Toutefois ce sont les Italiens surtout qui, avec leur esprit positif et pratique, nous ont laissé les plus remarquables livres de raison, se faisant en cela comme en bien d’autres choses les héritiers des anciens Romains, chez qui le père de famille tenait à jour ses livres de recettes et dépenses, tabulœ, rationaria, propres à servir de témoignages devant les tribunaux, comme on le voit dans le procès de Verres. Les libri commentarii, les stemmata, les laudationes mortuorum, ont servi à Rome de préludes aux livres des annalistes. Il en a été de même en Italie, et l’on comprend de quel intérêt peuvent devenir des registres de commerce ou de finances ainsi rédigés, quand les négocians ou les financiers s’appellent les Médicis.
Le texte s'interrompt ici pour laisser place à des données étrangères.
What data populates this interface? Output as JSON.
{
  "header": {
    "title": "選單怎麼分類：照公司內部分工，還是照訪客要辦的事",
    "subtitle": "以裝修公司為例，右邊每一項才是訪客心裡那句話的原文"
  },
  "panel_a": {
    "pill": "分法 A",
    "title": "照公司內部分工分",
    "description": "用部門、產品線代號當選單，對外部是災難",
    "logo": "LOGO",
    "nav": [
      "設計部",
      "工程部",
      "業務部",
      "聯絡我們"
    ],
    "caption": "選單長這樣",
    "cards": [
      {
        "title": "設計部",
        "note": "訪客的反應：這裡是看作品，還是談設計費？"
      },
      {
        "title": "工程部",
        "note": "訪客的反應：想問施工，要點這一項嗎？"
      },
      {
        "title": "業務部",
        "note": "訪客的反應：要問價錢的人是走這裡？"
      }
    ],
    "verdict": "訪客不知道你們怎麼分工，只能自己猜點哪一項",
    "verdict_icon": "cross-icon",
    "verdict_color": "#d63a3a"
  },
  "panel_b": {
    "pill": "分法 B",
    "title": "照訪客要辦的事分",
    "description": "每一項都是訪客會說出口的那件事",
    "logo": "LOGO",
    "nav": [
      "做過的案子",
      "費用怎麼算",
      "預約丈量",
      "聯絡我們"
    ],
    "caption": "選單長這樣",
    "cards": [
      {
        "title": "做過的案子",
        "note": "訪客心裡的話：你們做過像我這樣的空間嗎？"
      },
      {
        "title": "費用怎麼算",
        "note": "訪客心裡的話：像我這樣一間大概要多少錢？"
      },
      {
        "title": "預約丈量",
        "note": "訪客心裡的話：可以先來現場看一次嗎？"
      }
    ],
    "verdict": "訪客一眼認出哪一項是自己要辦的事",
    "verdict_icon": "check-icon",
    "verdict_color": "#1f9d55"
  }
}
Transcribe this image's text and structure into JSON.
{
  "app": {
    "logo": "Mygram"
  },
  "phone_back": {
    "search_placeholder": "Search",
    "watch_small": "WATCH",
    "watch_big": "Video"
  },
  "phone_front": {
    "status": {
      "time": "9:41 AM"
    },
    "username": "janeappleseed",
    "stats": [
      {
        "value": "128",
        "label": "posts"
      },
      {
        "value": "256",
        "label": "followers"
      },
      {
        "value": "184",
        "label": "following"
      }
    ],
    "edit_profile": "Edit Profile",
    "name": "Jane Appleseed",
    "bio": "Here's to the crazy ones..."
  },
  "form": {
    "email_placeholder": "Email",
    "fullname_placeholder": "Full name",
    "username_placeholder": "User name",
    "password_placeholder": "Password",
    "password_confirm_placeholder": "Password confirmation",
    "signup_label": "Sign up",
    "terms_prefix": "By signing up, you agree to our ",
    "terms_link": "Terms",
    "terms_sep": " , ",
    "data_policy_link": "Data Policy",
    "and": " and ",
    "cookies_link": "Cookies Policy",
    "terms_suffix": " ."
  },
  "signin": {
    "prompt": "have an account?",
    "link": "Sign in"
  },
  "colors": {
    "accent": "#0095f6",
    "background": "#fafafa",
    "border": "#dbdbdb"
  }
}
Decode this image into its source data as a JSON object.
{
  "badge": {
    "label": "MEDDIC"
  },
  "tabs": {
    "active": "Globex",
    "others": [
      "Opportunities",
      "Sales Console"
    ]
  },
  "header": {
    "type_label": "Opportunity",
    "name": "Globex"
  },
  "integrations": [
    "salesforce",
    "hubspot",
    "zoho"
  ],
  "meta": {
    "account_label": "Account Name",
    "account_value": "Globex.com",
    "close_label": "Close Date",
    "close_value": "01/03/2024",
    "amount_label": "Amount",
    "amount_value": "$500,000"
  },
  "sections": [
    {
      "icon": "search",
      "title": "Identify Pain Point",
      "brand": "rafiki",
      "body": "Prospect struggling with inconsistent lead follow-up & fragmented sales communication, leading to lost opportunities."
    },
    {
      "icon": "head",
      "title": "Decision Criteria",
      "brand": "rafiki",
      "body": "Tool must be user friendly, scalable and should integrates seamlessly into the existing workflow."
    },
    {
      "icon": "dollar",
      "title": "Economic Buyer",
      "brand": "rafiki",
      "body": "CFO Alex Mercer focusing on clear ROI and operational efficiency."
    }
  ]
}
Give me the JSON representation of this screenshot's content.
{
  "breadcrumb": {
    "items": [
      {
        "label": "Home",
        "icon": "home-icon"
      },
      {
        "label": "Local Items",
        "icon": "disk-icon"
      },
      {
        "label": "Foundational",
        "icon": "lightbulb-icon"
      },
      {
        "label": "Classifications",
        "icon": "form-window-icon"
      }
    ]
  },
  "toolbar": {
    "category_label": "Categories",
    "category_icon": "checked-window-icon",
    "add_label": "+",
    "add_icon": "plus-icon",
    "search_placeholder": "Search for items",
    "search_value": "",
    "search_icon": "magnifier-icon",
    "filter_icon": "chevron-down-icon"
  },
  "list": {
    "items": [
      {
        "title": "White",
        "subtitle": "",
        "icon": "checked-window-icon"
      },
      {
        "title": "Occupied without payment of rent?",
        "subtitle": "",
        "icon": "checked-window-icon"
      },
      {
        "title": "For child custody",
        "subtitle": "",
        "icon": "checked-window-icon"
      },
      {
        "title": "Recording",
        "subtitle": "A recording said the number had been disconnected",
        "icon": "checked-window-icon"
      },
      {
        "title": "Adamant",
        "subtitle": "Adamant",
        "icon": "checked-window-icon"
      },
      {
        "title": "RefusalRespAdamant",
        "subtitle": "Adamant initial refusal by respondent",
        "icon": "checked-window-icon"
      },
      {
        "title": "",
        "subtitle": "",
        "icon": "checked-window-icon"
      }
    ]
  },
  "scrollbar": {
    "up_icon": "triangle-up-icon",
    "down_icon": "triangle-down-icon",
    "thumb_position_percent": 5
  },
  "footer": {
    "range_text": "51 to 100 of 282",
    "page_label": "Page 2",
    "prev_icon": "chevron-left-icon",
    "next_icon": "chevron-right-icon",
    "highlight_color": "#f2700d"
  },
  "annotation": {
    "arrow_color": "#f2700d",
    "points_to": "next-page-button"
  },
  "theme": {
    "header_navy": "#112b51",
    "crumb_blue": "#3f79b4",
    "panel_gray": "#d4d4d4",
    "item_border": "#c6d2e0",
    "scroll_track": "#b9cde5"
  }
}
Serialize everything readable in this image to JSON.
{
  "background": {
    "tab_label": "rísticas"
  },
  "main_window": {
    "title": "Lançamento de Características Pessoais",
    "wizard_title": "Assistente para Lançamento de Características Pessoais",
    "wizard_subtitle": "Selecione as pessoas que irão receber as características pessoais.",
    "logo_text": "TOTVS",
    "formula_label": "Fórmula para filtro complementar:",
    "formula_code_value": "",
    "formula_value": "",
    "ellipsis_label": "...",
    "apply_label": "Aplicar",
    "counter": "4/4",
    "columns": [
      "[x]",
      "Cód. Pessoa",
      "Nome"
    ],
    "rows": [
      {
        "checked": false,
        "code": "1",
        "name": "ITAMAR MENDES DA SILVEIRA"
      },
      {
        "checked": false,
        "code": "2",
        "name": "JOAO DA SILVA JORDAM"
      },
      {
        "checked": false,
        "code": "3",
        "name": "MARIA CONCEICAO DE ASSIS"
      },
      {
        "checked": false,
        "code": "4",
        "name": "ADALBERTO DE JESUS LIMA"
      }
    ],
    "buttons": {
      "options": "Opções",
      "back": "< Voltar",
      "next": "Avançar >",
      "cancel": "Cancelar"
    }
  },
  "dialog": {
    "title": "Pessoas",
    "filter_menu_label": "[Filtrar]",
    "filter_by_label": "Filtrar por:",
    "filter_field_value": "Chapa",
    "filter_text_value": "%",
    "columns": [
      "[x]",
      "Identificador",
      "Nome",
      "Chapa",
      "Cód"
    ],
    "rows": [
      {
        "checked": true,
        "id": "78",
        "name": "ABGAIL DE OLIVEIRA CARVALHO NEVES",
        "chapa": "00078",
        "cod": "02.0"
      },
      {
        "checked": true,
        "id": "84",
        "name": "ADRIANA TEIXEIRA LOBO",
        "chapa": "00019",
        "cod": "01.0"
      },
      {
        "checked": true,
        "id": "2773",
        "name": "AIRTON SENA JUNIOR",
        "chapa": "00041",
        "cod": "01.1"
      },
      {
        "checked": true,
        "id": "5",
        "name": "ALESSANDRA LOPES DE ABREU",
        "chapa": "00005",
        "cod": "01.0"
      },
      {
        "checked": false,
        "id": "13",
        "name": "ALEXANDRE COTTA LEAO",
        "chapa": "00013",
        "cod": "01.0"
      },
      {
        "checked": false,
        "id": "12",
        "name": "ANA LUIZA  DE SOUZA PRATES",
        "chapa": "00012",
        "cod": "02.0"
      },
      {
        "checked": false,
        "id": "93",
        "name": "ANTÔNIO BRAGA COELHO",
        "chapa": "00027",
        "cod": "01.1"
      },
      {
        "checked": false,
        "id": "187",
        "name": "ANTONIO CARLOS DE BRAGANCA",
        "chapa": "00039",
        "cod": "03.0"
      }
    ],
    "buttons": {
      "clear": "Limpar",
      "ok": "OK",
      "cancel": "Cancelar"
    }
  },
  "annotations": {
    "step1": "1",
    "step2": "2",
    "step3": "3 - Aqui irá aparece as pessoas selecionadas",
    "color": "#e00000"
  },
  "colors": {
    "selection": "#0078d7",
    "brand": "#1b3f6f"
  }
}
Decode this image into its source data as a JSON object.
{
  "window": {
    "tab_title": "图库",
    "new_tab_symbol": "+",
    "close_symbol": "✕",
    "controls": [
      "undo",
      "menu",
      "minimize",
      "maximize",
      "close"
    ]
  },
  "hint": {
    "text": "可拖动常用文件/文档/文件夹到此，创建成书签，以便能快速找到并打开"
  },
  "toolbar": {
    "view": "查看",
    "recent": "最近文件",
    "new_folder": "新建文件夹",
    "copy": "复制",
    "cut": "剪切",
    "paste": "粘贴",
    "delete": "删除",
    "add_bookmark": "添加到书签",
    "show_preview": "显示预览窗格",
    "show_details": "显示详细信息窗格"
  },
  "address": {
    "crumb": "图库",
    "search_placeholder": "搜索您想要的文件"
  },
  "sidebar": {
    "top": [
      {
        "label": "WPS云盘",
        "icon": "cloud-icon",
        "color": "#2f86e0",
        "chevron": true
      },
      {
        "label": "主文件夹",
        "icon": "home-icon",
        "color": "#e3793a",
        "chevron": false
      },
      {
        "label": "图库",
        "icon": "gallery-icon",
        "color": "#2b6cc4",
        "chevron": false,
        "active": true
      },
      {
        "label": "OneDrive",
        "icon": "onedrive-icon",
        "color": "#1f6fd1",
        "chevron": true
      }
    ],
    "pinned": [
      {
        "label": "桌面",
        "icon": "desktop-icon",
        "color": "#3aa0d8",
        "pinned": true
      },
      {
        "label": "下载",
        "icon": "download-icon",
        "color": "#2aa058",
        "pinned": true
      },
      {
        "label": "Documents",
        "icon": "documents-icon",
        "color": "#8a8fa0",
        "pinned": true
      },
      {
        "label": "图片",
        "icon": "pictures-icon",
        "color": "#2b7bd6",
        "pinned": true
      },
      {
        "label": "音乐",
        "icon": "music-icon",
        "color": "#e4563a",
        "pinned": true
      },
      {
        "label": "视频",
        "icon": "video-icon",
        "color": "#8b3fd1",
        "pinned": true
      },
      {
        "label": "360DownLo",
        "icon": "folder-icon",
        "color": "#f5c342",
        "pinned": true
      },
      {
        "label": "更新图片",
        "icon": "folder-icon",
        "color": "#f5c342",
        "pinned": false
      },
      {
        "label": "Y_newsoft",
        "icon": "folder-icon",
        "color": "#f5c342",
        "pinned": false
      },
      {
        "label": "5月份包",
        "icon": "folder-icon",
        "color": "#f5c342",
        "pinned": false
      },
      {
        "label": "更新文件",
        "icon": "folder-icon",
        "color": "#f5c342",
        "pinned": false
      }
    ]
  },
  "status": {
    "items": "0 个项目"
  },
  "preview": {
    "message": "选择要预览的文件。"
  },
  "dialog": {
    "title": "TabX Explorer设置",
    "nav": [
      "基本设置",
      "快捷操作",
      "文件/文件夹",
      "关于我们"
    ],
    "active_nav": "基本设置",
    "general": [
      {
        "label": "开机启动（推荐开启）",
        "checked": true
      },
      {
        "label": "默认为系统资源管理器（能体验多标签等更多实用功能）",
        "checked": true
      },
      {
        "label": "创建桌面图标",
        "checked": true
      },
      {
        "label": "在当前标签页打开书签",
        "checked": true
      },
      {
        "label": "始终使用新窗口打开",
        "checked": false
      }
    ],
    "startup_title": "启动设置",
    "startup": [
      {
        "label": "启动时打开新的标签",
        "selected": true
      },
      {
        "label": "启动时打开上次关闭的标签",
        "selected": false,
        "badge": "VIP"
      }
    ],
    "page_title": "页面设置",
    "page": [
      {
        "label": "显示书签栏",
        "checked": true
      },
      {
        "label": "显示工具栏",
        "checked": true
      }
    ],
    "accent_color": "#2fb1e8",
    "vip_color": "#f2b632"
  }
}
Nous avons ceux de Laurent le Magnifique; la famille de Guichardin[1] continuait, même étant devenue célèbre, l’administration de la maison de soieries, bottega di seta, dont la prospérité avait fondé sa fortune, et l’on trouvera dans le dixième volume des Œuvres inédites de l’historien, publiées à Florence, le livre de raison publié par lui en deux parties, la première qui contient, sous le titre de Ricordi di

  1. Voyez, dans Revue du 15 août 1861, l’étude que nous avons consacrée à Guichardin d’après ses écrits inédits.